How Close Are we to Computers Made of DNA?
There is no hiding away from the amount of data humans produce. Each year, we generate a staggering 16 zettabytes of it, which equates to one billion terabytes.
Although modern computers and silicon chips have served us well over the years, we are entering a time when we are desperate for something more. That answer lies is DNA, writes Alphr.
Researchers are working on turning DNA into computer storage. DNA can be treated like a standard storage device: the binary code comes from using the bases thymine (T), guanine (G), adenine (A) and cytosine (C) to represent 1s (T and G) and 0s (A and C),
However, “saving” and “opening” files stored in DNA memory doesn’t work exactly how we’d like. Right now, it’s only a read-only process, and the information has to be accessed as a whole, not in sections. If current computers were like that, you wouldn’t be able to save any new data and would have to open all the files in a folder at once.
Over the years the industry has seen a number of efforts to try and turn these early techniques into a workable system.
Nevertheless, storage isn’t the only application for DNA in computers. Researchers at Manchester University have managed to show that DNA can be “taught” to perform operations.
“Current computers work on the principle of reading a code (stored on the hard drive) and performing a command (using the memory and processor),” explained chemist Andrew Currin, one of the authors in this study. “Our DNA computer has the same principle, except that our hard drive is the DNA sequence and the processor is the enzyme used to copy the DNA. You could easily imagine DNA storage and DNA computers would work very well combined together.”
Currently, DNA computers are distinguished from our typical devices because they can “effectively” grow. As DNA performs a command, it replicates itself and doubles in capacity.
“Everything happens in a tube. No living cells are used, and the DNA is entirely synthetic,” Currin added. “The DNA code is recognised by a shorter piece of DNA, which then causes the rest of the DNA to be copied. Once the code is recognised, it can be specifically altered to make a new command. This is done by a process called PCR, a widely used technique used to copy DNA.”

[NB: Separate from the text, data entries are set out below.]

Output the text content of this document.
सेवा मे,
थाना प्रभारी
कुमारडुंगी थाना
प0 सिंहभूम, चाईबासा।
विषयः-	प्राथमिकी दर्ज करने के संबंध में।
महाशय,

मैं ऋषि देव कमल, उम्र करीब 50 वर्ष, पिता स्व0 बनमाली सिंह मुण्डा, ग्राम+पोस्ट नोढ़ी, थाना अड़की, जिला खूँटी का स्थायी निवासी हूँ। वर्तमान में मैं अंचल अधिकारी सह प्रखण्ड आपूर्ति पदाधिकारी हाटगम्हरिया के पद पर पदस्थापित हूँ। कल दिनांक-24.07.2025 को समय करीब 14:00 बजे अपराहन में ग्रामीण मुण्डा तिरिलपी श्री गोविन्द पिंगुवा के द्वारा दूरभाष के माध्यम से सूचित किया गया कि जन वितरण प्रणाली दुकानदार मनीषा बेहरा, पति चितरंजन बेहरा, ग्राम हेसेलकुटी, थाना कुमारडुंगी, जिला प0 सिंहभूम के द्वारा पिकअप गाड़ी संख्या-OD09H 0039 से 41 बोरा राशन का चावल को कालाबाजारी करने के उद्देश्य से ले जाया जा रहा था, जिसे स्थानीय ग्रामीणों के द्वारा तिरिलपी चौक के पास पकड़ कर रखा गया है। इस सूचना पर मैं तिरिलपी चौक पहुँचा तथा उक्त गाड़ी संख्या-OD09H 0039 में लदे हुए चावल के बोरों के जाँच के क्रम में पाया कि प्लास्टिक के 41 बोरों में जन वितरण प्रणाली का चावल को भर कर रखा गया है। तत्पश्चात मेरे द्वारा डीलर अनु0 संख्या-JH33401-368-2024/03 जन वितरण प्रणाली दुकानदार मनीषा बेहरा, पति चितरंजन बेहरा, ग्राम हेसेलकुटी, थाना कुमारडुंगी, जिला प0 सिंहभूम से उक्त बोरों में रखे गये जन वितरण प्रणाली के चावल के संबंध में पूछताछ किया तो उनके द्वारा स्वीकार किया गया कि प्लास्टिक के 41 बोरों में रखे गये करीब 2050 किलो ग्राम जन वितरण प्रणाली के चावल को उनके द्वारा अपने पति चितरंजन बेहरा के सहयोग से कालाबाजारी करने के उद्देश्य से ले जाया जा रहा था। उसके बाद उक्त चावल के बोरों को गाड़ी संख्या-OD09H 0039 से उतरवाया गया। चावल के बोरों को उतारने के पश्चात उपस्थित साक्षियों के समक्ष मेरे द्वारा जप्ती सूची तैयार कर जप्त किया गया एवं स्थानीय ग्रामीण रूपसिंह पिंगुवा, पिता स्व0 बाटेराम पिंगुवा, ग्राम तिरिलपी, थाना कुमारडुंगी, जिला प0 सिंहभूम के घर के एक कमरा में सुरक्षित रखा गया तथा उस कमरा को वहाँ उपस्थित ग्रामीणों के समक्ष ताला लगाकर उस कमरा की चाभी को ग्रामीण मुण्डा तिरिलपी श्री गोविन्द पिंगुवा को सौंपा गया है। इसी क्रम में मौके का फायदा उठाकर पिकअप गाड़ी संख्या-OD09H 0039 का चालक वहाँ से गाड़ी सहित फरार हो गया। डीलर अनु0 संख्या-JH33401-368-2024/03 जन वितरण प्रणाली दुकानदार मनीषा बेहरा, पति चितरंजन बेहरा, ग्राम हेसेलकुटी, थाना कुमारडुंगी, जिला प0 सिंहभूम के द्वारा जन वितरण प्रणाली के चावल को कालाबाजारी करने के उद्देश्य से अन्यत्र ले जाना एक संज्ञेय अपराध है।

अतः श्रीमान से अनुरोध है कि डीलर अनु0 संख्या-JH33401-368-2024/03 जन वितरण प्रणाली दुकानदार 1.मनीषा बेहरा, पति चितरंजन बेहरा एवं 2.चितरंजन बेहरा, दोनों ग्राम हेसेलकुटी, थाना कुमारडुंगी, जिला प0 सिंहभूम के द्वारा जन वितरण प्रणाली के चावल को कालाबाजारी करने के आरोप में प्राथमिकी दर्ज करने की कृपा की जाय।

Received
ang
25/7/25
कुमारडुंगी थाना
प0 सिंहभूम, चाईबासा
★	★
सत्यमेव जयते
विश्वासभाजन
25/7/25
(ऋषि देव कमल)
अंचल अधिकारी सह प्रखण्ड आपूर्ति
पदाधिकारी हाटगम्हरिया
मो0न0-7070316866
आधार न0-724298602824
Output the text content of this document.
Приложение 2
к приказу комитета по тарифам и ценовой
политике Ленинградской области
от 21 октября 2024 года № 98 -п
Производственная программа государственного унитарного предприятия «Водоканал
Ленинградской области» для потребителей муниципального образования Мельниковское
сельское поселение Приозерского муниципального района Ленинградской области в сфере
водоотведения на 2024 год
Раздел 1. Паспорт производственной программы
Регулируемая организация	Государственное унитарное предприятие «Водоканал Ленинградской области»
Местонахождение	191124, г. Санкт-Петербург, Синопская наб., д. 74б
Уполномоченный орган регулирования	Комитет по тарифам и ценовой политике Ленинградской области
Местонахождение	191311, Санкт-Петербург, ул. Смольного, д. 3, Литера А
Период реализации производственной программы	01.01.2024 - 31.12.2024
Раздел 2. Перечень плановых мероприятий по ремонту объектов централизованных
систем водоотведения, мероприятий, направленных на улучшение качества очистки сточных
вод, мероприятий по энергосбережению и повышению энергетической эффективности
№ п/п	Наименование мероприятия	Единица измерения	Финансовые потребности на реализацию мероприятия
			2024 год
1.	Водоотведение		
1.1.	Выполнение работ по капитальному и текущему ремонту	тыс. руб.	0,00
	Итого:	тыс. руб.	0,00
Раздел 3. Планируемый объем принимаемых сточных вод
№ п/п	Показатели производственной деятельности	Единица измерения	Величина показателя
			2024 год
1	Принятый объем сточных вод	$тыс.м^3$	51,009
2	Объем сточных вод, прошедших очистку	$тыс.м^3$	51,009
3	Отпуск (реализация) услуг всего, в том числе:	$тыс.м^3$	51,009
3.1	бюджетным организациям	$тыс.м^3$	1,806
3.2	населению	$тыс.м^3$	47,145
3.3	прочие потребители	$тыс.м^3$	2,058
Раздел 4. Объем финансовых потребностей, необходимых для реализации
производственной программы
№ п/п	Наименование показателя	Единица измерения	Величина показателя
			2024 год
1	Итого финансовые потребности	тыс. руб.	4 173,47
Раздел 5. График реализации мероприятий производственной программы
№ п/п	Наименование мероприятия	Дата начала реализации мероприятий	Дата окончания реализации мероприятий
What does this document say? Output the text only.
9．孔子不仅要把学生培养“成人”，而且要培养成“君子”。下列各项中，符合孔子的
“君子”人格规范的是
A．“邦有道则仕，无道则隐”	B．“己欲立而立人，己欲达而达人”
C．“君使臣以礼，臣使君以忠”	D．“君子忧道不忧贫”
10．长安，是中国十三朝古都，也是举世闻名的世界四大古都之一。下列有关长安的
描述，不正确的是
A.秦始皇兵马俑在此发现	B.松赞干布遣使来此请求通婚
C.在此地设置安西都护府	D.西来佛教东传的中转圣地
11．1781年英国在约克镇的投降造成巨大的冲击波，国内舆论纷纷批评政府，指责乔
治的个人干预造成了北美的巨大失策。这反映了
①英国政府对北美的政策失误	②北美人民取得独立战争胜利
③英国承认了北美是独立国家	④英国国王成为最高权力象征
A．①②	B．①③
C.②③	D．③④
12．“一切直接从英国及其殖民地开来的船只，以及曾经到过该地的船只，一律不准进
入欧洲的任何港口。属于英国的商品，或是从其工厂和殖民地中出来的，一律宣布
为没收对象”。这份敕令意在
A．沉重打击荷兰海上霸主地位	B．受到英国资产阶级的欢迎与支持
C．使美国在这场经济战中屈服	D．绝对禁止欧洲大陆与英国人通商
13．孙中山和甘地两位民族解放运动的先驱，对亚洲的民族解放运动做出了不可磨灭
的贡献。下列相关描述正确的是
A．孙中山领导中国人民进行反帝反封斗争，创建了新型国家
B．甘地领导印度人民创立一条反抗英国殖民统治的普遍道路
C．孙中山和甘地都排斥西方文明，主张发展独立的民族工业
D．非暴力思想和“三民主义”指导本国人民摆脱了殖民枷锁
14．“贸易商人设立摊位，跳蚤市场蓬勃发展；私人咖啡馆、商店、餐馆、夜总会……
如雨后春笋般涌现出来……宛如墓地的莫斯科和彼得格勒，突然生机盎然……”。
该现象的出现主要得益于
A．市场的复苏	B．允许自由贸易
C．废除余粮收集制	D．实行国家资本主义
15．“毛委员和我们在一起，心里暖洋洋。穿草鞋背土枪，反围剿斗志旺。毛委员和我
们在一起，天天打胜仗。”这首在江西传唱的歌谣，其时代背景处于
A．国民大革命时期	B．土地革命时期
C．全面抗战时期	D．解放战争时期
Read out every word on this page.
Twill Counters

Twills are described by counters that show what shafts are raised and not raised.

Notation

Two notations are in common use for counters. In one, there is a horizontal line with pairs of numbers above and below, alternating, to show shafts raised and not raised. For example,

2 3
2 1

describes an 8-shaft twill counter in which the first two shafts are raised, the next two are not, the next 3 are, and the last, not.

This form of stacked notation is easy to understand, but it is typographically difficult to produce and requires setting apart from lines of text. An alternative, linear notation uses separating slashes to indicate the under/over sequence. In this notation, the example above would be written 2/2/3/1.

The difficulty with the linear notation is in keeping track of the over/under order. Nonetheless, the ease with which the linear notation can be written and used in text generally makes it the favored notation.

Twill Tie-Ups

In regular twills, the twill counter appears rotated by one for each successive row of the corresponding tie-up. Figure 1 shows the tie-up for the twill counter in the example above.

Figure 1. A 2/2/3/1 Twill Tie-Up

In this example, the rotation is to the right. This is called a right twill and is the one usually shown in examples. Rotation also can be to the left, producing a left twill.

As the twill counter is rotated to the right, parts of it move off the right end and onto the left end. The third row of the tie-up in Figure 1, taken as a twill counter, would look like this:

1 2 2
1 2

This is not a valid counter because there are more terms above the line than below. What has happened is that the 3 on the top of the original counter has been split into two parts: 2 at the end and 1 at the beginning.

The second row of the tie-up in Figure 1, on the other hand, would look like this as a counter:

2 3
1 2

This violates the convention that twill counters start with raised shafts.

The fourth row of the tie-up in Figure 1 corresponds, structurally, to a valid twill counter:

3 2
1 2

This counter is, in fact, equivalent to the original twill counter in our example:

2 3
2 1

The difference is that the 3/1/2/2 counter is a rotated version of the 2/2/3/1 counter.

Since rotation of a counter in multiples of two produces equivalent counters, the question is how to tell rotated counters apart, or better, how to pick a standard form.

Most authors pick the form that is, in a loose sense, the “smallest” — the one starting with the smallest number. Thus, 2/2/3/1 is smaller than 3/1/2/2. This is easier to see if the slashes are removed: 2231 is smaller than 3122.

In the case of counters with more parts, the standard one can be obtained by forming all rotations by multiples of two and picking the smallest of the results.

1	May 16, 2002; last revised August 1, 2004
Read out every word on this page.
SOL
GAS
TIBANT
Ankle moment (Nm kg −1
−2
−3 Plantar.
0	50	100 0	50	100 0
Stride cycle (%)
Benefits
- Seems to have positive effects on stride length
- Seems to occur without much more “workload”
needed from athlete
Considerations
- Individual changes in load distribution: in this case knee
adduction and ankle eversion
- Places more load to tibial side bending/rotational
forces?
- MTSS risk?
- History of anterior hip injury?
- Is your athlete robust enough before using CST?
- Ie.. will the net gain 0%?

The potential consequences of such an increase in capacity are huge. “In our DNA computer, each computation is represented by a single DNA strand, which allows us to utilise many trillions of computations happening at the same time. This type of DNA-based computer can have huge advantages over conventional computers. We could have computers more powerful than all computers in the world combined and fit it in a pocket,” said Konstantin Korovin, senior lecturer at the University of Manchester.
“Currently, we have a proof-of-concept implementation, but we need to develop the techniques further to achieve the potential. One of the technical challenges is to make DNA computations reliable at a large scale and minimise the number of errors in computations.”
What’s more is that large companies are finally starting to recognise the potential hidden inside DNA. Microsoft has recently announced its interest in adding DNA storage to their cloud system.
If scientists are able to crack DNA computers, how long before the lines between natural and artificial programming begin to blur?